ASCO 2017: Breast cancer next target for Keytruda
Merck and its immunotherapy competitors will focus on overall survival and new combinations – but the question of cost will be never far away at ASCO 2017.
The starting pistol for the American Society of Clinical Oncology (ASCO) congress, the year’s most important cancer meeting, has been fired; hundreds of abstracts were unveiled yesterday, and these always include a handful of studies with the potential to transform treatment.
Among pharma companies, it is definitely Merck Inc. which has been riding high in recent months, and it will be looking to set the pace again.
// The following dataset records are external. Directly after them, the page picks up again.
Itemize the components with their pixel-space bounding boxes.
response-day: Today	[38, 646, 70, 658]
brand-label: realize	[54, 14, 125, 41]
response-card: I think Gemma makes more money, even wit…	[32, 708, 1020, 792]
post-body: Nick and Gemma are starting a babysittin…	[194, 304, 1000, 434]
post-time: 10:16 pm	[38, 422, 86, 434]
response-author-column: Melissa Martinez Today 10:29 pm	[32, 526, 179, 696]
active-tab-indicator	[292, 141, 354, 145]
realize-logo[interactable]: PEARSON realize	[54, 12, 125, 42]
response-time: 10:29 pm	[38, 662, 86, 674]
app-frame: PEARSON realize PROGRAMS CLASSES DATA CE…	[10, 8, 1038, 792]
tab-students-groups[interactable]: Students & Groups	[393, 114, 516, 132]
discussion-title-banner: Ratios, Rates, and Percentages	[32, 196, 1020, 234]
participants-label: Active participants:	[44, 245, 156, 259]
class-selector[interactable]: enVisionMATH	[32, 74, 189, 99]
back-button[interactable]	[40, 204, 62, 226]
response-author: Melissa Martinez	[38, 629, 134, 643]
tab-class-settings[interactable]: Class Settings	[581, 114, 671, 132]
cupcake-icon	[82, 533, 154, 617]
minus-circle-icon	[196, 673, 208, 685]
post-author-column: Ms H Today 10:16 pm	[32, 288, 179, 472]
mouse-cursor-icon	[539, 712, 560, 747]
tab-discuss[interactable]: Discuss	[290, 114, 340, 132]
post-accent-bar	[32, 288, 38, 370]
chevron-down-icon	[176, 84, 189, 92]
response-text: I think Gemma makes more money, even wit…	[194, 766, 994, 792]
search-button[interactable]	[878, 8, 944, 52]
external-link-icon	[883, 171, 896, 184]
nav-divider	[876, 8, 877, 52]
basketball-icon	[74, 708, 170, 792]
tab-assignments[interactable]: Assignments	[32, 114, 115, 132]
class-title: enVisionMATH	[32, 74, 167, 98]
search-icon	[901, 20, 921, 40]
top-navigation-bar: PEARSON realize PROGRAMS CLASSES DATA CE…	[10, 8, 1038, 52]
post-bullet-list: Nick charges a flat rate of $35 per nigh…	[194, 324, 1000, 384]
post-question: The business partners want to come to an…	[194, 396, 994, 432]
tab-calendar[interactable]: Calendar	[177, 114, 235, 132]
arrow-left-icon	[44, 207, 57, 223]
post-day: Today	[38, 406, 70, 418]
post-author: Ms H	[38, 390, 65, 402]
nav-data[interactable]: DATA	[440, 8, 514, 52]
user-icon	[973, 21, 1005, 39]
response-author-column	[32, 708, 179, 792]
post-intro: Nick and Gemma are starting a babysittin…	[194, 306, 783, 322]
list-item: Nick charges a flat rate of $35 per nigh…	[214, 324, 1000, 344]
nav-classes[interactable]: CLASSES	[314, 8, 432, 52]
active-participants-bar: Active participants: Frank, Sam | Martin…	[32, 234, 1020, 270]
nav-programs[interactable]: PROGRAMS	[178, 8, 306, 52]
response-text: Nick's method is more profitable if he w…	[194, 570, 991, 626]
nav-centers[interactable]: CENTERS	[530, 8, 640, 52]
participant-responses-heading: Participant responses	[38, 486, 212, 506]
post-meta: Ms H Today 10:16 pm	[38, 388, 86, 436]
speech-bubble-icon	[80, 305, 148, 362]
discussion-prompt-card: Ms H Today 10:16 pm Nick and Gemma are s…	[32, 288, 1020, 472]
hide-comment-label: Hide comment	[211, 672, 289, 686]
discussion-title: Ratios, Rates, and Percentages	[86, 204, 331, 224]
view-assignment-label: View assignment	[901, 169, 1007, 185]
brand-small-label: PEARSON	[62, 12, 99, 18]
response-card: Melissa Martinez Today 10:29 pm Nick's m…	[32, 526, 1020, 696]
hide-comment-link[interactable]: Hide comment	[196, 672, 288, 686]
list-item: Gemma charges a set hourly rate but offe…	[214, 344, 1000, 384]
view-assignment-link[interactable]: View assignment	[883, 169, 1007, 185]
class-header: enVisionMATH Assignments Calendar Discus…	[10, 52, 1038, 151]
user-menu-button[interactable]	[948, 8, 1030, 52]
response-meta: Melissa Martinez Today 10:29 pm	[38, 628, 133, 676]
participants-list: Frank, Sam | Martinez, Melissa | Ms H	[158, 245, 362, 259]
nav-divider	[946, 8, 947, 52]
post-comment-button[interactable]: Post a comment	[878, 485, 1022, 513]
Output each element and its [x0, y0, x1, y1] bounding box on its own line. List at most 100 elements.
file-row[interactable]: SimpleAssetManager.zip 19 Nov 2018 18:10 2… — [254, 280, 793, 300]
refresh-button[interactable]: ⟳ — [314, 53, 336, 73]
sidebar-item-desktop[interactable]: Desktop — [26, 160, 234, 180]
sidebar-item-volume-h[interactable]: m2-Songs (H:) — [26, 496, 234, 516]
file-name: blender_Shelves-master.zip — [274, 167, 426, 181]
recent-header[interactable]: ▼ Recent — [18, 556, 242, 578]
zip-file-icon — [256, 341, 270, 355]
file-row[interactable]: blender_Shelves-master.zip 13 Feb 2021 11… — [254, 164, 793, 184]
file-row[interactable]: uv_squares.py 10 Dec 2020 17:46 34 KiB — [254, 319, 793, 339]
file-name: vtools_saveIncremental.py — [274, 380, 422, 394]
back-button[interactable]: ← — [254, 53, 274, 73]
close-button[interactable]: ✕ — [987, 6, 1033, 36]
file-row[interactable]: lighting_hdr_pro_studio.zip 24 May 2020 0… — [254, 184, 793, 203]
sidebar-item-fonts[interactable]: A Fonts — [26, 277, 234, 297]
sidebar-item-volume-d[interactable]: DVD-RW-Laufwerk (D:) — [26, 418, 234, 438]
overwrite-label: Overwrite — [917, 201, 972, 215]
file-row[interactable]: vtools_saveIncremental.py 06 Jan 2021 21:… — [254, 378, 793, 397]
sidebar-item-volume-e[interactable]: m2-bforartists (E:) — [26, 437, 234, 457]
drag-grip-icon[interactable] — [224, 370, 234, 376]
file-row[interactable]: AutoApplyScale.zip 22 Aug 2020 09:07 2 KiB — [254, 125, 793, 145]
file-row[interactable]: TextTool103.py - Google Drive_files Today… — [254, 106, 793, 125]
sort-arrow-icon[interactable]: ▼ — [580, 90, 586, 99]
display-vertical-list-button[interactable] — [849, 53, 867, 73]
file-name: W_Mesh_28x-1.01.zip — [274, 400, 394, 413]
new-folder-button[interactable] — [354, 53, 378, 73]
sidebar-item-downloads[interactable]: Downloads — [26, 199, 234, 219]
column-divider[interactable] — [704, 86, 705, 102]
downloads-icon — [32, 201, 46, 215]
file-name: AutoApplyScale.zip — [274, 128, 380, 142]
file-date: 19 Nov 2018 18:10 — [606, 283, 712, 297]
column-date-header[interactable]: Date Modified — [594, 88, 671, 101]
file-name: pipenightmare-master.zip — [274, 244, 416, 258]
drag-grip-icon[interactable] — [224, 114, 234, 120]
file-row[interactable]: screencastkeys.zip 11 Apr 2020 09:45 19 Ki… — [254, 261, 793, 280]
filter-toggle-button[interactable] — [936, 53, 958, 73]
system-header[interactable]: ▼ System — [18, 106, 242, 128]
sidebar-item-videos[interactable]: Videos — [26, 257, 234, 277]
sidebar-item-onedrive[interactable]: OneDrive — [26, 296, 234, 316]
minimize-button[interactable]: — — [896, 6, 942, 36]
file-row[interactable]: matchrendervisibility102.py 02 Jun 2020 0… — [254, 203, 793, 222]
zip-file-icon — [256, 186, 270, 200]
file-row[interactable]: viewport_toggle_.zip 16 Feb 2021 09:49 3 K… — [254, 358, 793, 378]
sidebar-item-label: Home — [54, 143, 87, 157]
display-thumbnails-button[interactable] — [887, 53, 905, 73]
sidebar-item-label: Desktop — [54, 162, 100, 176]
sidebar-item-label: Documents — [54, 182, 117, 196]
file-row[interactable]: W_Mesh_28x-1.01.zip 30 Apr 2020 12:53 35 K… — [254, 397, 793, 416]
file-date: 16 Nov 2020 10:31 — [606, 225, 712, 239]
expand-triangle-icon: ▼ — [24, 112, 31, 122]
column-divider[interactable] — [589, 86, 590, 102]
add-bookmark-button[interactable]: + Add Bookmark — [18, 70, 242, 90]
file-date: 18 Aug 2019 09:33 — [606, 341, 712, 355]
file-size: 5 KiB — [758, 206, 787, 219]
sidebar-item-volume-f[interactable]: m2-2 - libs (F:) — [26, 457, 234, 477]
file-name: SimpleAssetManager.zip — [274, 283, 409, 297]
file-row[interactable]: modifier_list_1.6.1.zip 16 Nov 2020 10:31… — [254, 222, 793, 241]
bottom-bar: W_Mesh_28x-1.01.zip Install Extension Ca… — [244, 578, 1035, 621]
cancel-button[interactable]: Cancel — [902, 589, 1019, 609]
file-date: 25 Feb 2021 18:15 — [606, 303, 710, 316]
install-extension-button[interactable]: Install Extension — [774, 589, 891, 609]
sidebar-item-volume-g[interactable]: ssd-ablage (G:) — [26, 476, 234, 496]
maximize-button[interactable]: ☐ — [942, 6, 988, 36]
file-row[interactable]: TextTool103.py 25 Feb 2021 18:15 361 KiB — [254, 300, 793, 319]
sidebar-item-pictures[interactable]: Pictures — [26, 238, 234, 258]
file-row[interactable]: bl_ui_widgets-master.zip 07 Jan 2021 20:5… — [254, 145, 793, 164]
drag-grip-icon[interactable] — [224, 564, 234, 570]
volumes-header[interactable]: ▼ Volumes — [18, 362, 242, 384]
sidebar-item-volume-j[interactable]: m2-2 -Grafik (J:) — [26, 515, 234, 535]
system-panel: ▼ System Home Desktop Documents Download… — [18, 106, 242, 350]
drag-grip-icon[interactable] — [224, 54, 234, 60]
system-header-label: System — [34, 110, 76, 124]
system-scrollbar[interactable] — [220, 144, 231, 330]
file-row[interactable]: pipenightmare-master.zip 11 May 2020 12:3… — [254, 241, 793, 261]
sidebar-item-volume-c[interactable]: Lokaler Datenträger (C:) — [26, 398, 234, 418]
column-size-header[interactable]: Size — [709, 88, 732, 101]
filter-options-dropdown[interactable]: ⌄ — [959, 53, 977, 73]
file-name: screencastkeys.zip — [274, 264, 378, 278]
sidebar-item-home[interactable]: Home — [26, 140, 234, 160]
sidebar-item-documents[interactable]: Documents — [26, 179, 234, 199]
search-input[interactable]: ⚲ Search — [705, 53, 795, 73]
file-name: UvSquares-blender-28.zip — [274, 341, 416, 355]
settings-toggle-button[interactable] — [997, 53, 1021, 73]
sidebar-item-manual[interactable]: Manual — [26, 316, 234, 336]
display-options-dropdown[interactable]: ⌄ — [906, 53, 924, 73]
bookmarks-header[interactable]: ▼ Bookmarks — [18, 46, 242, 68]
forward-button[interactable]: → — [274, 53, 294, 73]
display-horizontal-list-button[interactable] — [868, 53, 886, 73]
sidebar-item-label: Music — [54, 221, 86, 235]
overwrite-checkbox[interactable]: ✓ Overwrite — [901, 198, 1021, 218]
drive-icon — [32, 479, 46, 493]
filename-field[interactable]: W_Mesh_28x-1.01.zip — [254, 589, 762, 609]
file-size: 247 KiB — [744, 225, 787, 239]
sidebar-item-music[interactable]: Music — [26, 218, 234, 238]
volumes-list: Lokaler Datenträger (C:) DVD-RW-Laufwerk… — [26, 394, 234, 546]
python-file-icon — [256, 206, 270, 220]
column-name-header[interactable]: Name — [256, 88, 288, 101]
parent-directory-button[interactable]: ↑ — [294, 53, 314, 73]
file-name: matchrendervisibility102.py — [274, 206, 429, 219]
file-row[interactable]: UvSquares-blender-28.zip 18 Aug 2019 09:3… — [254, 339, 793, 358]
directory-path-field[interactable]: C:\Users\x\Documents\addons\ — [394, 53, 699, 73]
Its cancer immunotherapy Keytruda has gone from strength to strength, while several competitors have suffered setbacks.
Keytruda has gained FDA approval as first line monotherapy for non-small cell lung cancer (NSCLC) and in combination with chemotherapy, opening up an opportunity to treat thousands of new patients.
Meanwhile its rivals, Bristo-Myers Squibb (BMS) with Opdivo and Roche with Tecentriq, have suffered major setbacks in NSCLC and bladder cancer, respectively.
Merck now wants to press home its advantage, and has revealed a long list of new trial readouts it will unveil at ASCO, which runs from 2-6 June in Chicago.
Data for Keytruda as a monotherapy will be presented in NSCLC, melanoma, urothelial carcinoma, gastric cancer and triple-negative breast cancer (TNBC), among others.
Breast cancer is one area in which the new checkpoint inhibitors haven’t produced any data yet, and if Merck can show Keytruda’s efficacy in TNBC, this could open up yet another new market for it.
TNBC constitutes 10-15% of female breast cancers, and means the tumour is oestrogen receptor (ER) negative, progesterone receptor (PR) negative and lacks expression of HER-2.
As the total number of new breast cancer cases is around 1.7 million a year, this 10-15% represents a very large group of patients.
The triple negative disease is often more aggressive and difficult to treat than other forms and, as it cannot be treated by existing targeted medicines, is an area of unmet need.
Five-year survival rates for TNBC are much lower on the current standard of chemotherapy and surgery compared to other breast cancer types (77% compared to 93%, respectively), but Keytruda will still need to demonstrate progress above and beyond this level.
Merck will also present data of Keytruda in combinations against NSCLC, TNBC and endometrial cancer, among others.
One such trial is the phase 1/2 ECHO-202/KEYNOTE-037 study of Keytruda in combination with Incyte’s investigational oral selective IDO1 enzyme inhibitor, epacadostat, in patients with advanced urothelial carcinoma.
Assumptions about this therapy area have just been turned on their head, after Roche recently revealed its Tecentriq had failed to show overall survival benefits in a phase 3 trial. Keytruda, Opdivo and AstraZeneca’s Imfinzi could all capitalise on Roche’s setback, and will all present data at ASCO.
However, while Keytruda has had considerable success in demonstrating overall survival (OS) benefits so far, this remains a potential stumbling block.
The abstract posted yesterday for Keytruda’s KEYNOTE-021 Cohort G study shows the drug hasn’t yet shown OS improvement in combination with chemotherapy for first-line NSCLC.
These patients had a 31% reduction in the risk of death compared to patients treated with chemotherapy alone. The survival benefit was not statistically significant, although this was in part because three quarters of the patients in the chemotherapy arm crossed over to receive Keytruda.
Among all the immunotherapy rivals, BMS will be keen to show Opdivo is still very much in the race. The drug is still the top-selling immunotherapy, despite predictions that Keytruda will soon overtake it.
Included in its data showcase will be first efficacy data for its investigational anti-LAG-3 in combination with Opdivo in anti-PD-1/PD-L1 relapsed or refractory patients. A study of Opdivo in combination with Incyte’s epacadostat will also be presented, alongside no fewer than 18 studies of Opdivo plus Yervoy across multiple tumour types, including advanced small cell lung cancer, melanoma and colorectal cancer.
The value and cost debate continues at ASCO 2017
The meeting has seen a sharp increase in the debate about the cost and value of new cancer medicines in recent years, and this trend continues this year at ASCO 2017.
There are around 60 abstracts presented on Value/Cost of Care, including one study assessing the parallel efforts of ASCO and its European counterpart ESMO to establish simple methods to help clinicians and payers evaluate value and cost. ASCO’s ‘value framework’ has numerous differences to ESMO’s magnitude of clinical benefit scale, but both reflect a growing need for healthcare systems and society to weigh up the value of this wave of new cancer drugs.